Bredon was not allowed to escape so easily. Leyland insisted that their plans must be settled at once, before supper time. “You see,” he said, “we’ve got to make rings round Brinkman, and he’s got to fancy that he is not under observation. That’s going to be a difficult job. But it’s made easy for us, rather, by the fact that Friday night is cinema night in Chilthorpe.”
“A cinema at Chilthorpe!” protested Mr. Pulteney. “Good God!”
“Yes, there’s a sort of barn out behind the rectory, and one of these travelling shows comes round once a week or once a fortnight. It’s extraordinary how civilization has developed, isn’t it? My idea was this: our friend the barmaid is to come in at supper, and ask us if we shall be wanting anything for the night, and whether she can go out. The Boots, she will say quite truthfully, is going to the cinema, and she wants to do the same. Mrs. Davis will be kept busy at the bar. Therefore there will be nobody to attend to the bell if we ring—she will ask us whether we mind that.”
“Machiavellian!” said Mr. Pulteney.
“Then somebody—you, Mrs. Bredon, for choice—will suggest our making up a party for the cinema. Your husband will refuse, because he wants to stay at home playing patience.”
“Come, I like this scheme,” said Bredon. “It seems to me to be all on the right lines. I only hope that you will allow me to be as good as my word.”
“That’s all right; I’m coming to that. The rest of us will consent to accompany Mrs. Bredon; Brinkman, presumably, will refuse. Soon after supper—the performance is at eight—we will all leave the house in the direction of the cinema, which is fortunately the opposite direction from the garage.”

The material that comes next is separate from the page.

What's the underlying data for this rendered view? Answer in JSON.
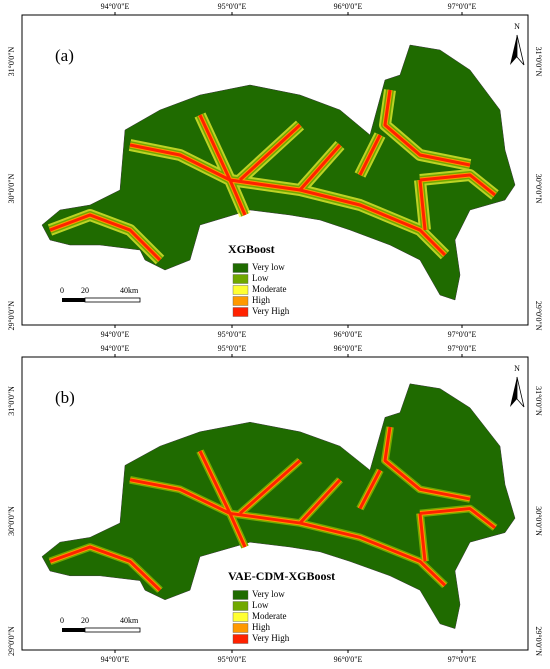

“And have I got to sit through an evening performance in the barn?” asked Angela.
“Why, no; I want you and Mr. Eames to make your way back to the inn, by turning off along the lane which leads to the old mill; then you can come in quietly by the privet-hedge at the back. Then I want you, Mr. Eames, to wait about in the passage which leads to the bar, dodging down the cellar stairs if Brinkman comes to the bar to have a fortifier on his way. I hope your reputation will not suffer from these movements. You will keep your eye on the front of the house, in case Brinkman goes out that way.”
“He’s a fool if he does,” said Bredon. “In the first place, it’s a shorter way to the garage to take the path that goes out at the back. And in the second place, if he takes that path he will be unnoticed, whereas if he comes out by the front door he will be under the eyes of the bar parlour.”